04 - Python Variable Types And Objects

4.1 In Python everything is an Object

Basic note for understanding Python Variable Types and Objects is that everything in Python is an object and every object has an ID, Type, and Value. ID is an identifier that identifies a particular instance of an object and interpreter assign it to the object when an object is created. The Type identifies the class of an object and can’t be changed for the life of the object, along with an ID. Value is the content of the object and includes variables, methods and properties object can have. However, it may be or may not be changed during the lifetime of the object. It depends on whether or not the object is mutable (can or can’t change value).

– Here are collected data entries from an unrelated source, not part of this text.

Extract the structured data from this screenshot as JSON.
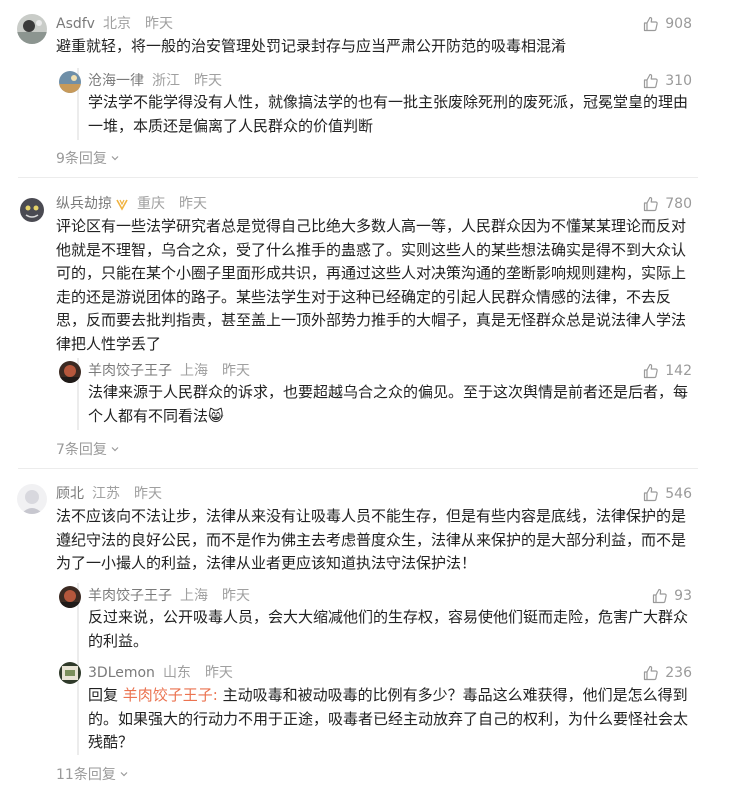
{
  "comments": [
    {
      "user": "Asdfv",
      "location": "北京",
      "time": "昨天",
      "likes": "908",
      "text": "避重就轻，将一般的治安管理处罚记录封存与应当严肃公开防范的吸毒相混淆",
      "replies": [
        {
          "user": "沧海一律",
          "location": "浙江",
          "time": "昨天",
          "likes": "310",
          "text": "学法学不能学得没有人性，就像搞法学的也有一批主张废除死刑的废死派，冠冕堂皇的理由一堆，本质还是偏离了人民群众的价值判断"
        }
      ],
      "more_replies": "9条回复"
    },
    {
      "user": "纵兵劫掠",
      "location": "重庆",
      "time": "昨天",
      "likes": "780",
      "text": "评论区有一些法学研究者总是觉得自己比绝大多数人高一等，人民群众因为不懂某某理论而反对他就是不理智，乌合之众，受了什么推手的蛊惑了。实则这些人的某些想法确实是得不到大众认可的，只能在某个小圈子里面形成共识，再通过这些人对决策沟通的垄断影响规则建构，实际上走的还是游说团体的路子。某些法学生对于这种已经确定的引起人民群众情感的法律，不去反思，反而要去批判指责，甚至盖上一顶外部势力推手的大帽子，真是无怪群众总是说法律人学法律把人性学丢了",
      "replies": [
        {
          "user": "羊肉饺子王子",
          "location": "上海",
          "time": "昨天",
          "likes": "142",
          "text": "法律来源于人民群众的诉求，也要超越乌合之众的偏见。至于这次舆情是前者还是后者，每个人都有不同看法😸"
        }
      ],
      "more_replies": "7条回复"
    },
    {
      "user": "顾北",
      "location": "江苏",
      "time": "昨天",
      "likes": "546",
      "text": "法不应该向不法让步，法律从来没有让吸毒人员不能生存，但是有些内容是底线，法律保护的是遵纪守法的良好公民，而不是作为佛主去考虑普度众生，法律从来保护的是大部分利益，而不是为了一小撮人的利益，法律从业者更应该知道执法守法保护法！",
      "replies": [
        {
          "user": "羊肉饺子王子",
          "location": "上海",
          "time": "昨天",
          "likes": "93",
          "text": "反过来说，公开吸毒人员，会大大缩减他们的生存权，容易使他们铤而走险，危害广大群众的利益。"
        },
        {
          "user": "3DLemon",
          "location": "山东",
          "time": "昨天",
          "likes": "236",
          "reply_prefix": "回复 ",
          "reply_to": "羊肉饺子王子:",
          "text": " 主动吸毒和被动吸毒的比例有多少？毒品这么难获得，他们是怎么得到的。如果强大的行动力不用于正途，吸毒者已经主动放弃了自己的权利，为什么要怪社会太残酷？"
        }
      ],
      "more_replies": "11条回复"
    }
  ]
}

Next examples demonstrate the creation of an object and printing its ids. You must accept those things as they are because they work like this and you can’t change it. This is a Python property and behaves in this way.

x = 42
print x, id(x), type(x)
-> 42 5592204 <type 'int'>

x = "string example"
print x, id(x), type(x)
-> string example 37238728 <type 'str'>

ID is generally like an address and depends on how the implementation of your object looks like and is a unique identifier that identifies this particular object. Because everything in Python is an object, it means that the type of x will be some class (every object has its id, class, and value). In those cases, it is an integer (int) or string (str). This is may be unclear to you if you don’t have experience in Object Oriented programming but it will be clear later when we come to Classes.

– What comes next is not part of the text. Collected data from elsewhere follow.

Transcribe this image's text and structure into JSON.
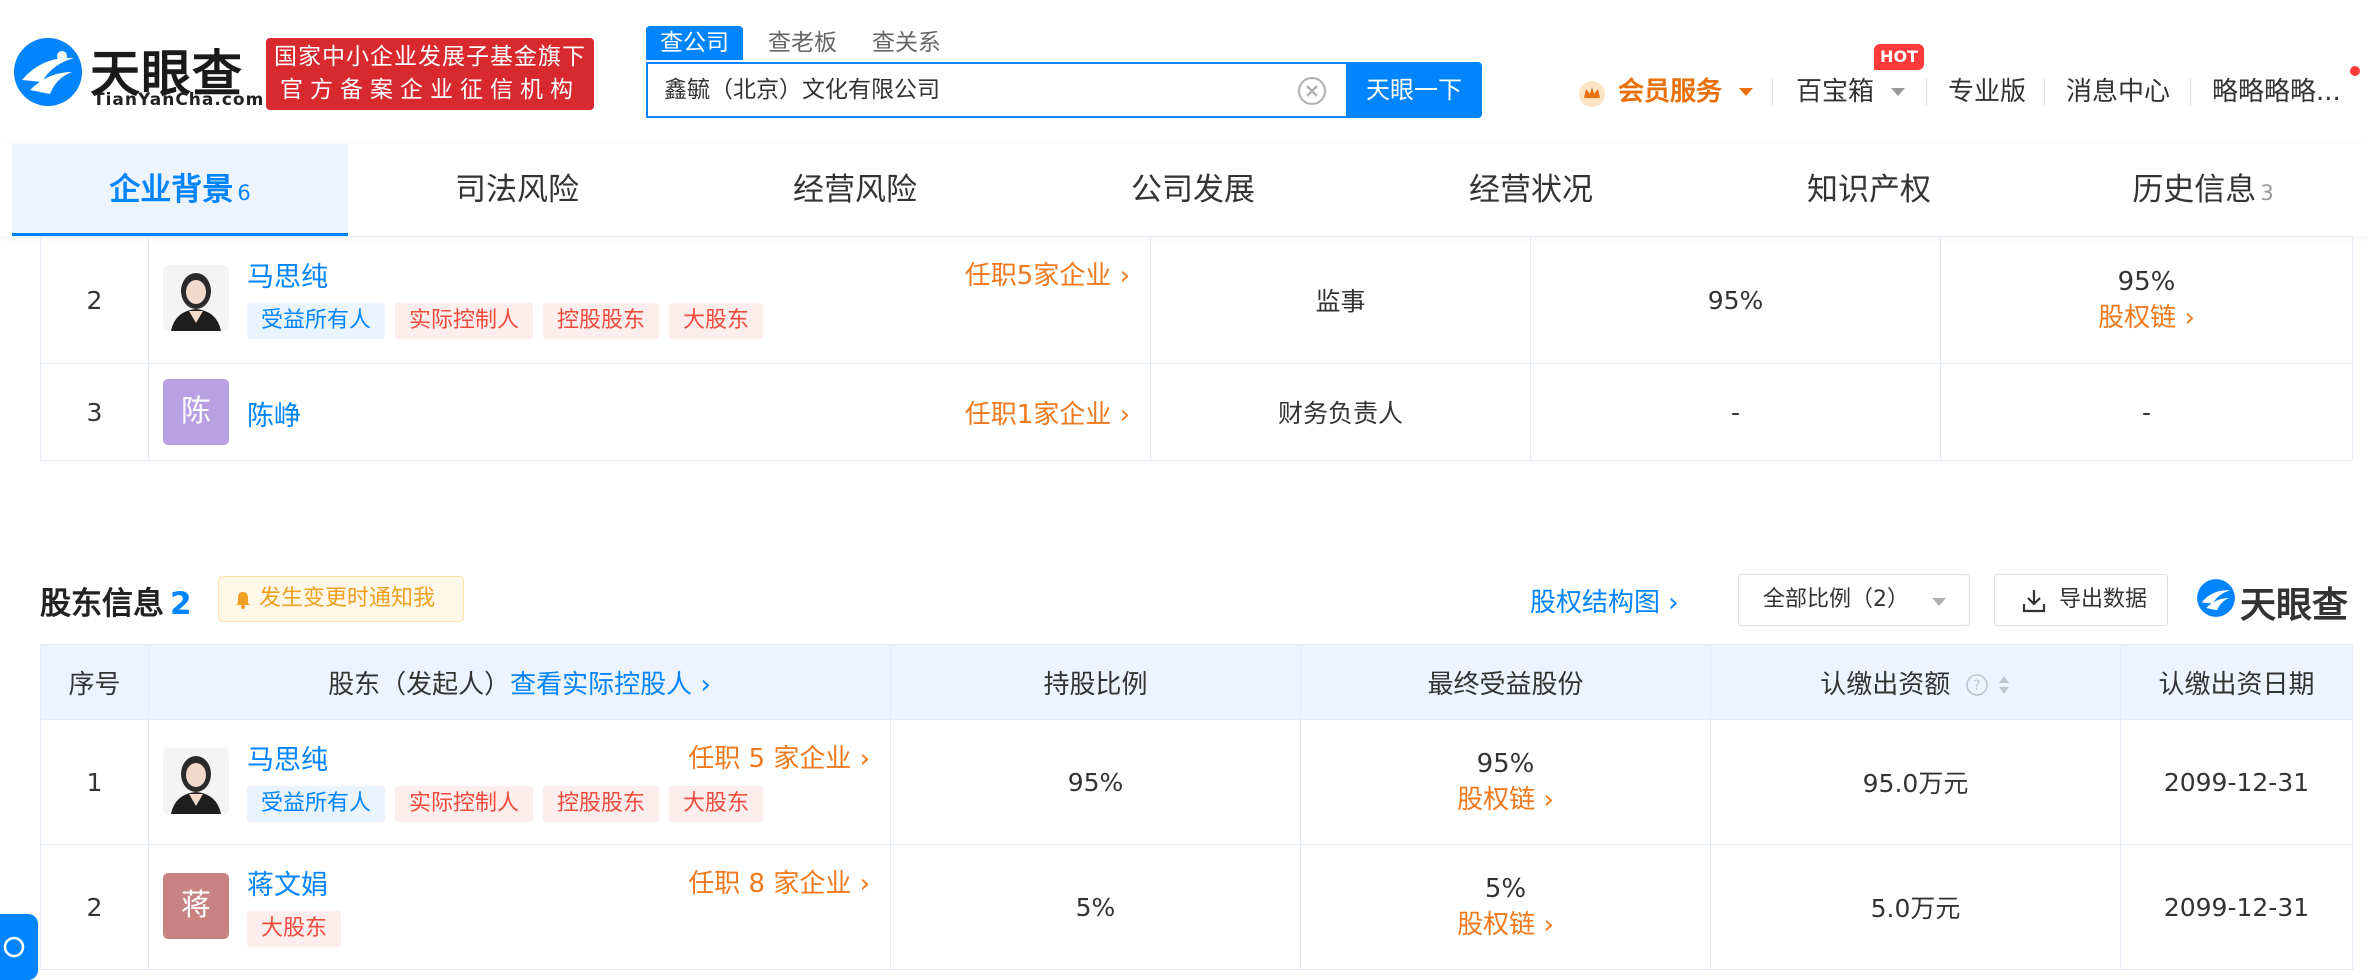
{
  "header": {
    "logo_text": "天眼查",
    "logo_sub": "TianYanCha.com",
    "gov_badge_line1": "国家中小企业发展子基金旗下",
    "gov_badge_line2": "官方备案企业征信机构",
    "search_tabs": [
      "查公司",
      "查老板",
      "查关系"
    ],
    "search_value": "鑫毓（北京）文化有限公司",
    "search_button": "天眼一下",
    "nav": {
      "vip": "会员服务",
      "toolbox": "百宝箱",
      "hot": "HOT",
      "pro": "专业版",
      "messages": "消息中心",
      "user": "略略略略..."
    }
  },
  "section_tabs": [
    {
      "label": "企业背景",
      "count": "6"
    },
    {
      "label": "司法风险",
      "count": ""
    },
    {
      "label": "经营风险",
      "count": ""
    },
    {
      "label": "公司发展",
      "count": ""
    },
    {
      "label": "经营状况",
      "count": ""
    },
    {
      "label": "知识产权",
      "count": ""
    },
    {
      "label": "历史信息",
      "count": "3"
    }
  ],
  "staff_rows": [
    {
      "index": "2",
      "name": "马思纯",
      "roles": "任职5家企业",
      "tags": [
        "受益所有人",
        "实际控制人",
        "控股股东",
        "大股东"
      ],
      "position": "监事",
      "ratio": "95%",
      "final_ratio": "95%",
      "chain_label": "股权链"
    },
    {
      "index": "3",
      "name": "陈峥",
      "avatar_char": "陈",
      "roles": "任职1家企业",
      "tags": [],
      "position": "财务负责人",
      "ratio": "-",
      "final_ratio": "-"
    }
  ],
  "shareholders": {
    "title": "股东信息",
    "count": "2",
    "notify": "发生变更时通知我",
    "structure_link": "股权结构图",
    "ratio_select": "全部比例（2）",
    "export": "导出数据",
    "watermark": "天眼查",
    "columns": [
      "序号",
      "股东（发起人）",
      "查看实际控股人",
      "持股比例",
      "最终受益股份",
      "认缴出资额",
      "认缴出资日期"
    ],
    "rows": [
      {
        "index": "1",
        "name": "马思纯",
        "roles": "任职 5 家企业",
        "tags": [
          "受益所有人",
          "实际控制人",
          "控股股东",
          "大股东"
        ],
        "ratio": "95%",
        "final_ratio": "95%",
        "chain_label": "股权链",
        "amount": "95.0万元",
        "date": "2099-12-31"
      },
      {
        "index": "2",
        "name": "蒋文娟",
        "avatar_char": "蒋",
        "roles": "任职 8 家企业",
        "tags": [
          "大股东"
        ],
        "ratio": "5%",
        "final_ratio": "5%",
        "chain_label": "股权链",
        "amount": "5.0万元",
        "date": "2099-12-31"
      }
    ]
  },
  "colors": {
    "brand_blue": "#0084ff",
    "orange": "#f0791e",
    "gov_red": "#d8292f",
    "avatar_purple": "#b9a0e2",
    "avatar_rose": "#c98282"
  }
}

All variables in Python are first-class objects. That means that if something looks like a very simple variable, it actually may be something more complex. It can be an object that is defined in some library, built-in object or any sort of thing. We will get to it.

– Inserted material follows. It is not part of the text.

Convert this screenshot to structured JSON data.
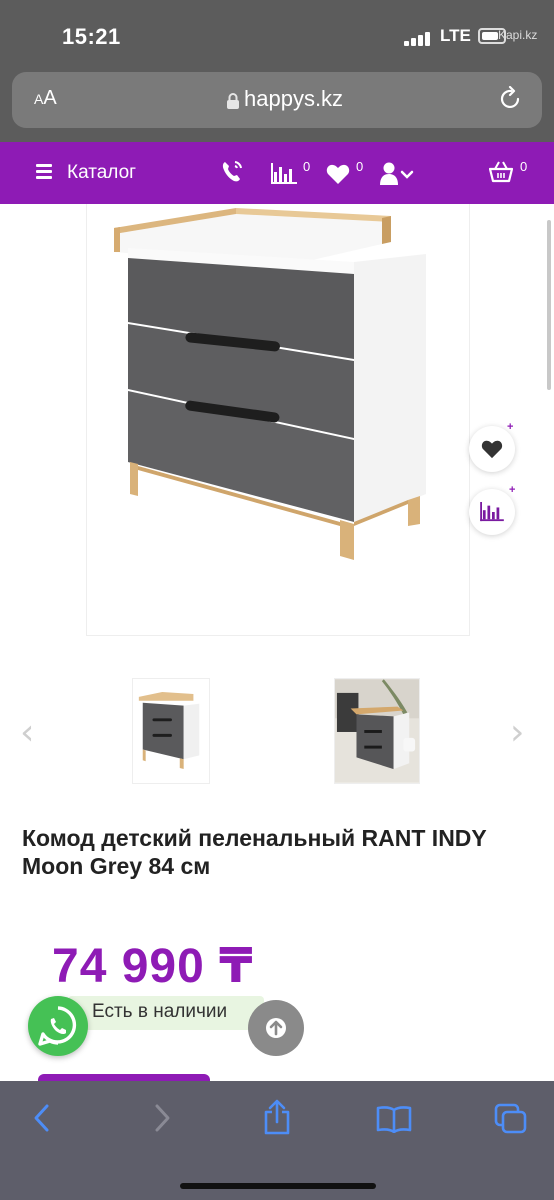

So to summarize: in Python, everything is an object and every object has its id, class, and value, no matter what and how it may look like.

4.2 Mutable vs Immutable Objects

As we mentioned, objects can be mutable and immutable (can’t change value). Sometimes it may look like that immutable objects can change the value but this is just optical illusion. Distinguish is visible using id method and you can see that in the example below. Immutable objects in Python are ints, strings and tuples.

x = 42
print x, id(x)
x = 43
print x, id(x)
x = 42
print x, id(x)

->
42 3888268
43 3888256
42 3888268

If you observe little closer the example you can see that if the value of int x is changing, than id of x is also changing. This occurs because the ints in Python are immutable objects. Values are actually references to objects. If the value is changed then the reference is referring to another object. If the value is changed back to the previous value then you can spot that the id is same again, so the variable is referring to the same object. So, to simplify, in this case, we have created two objects with the same name x and those two objects are existing in the memory with the different id. By specifying different value we are just saying the interpreter which one object we’re going to use. This is an important difference and may take a while until you completely understand it.
This will be covered later as we will work with other types. You will find that if you want to change the value of some immutable object, first you have to change the type of that object (to use some mutable type) or to create a new immutable object that will hold the new value. This is how Python works for this kind of stuff.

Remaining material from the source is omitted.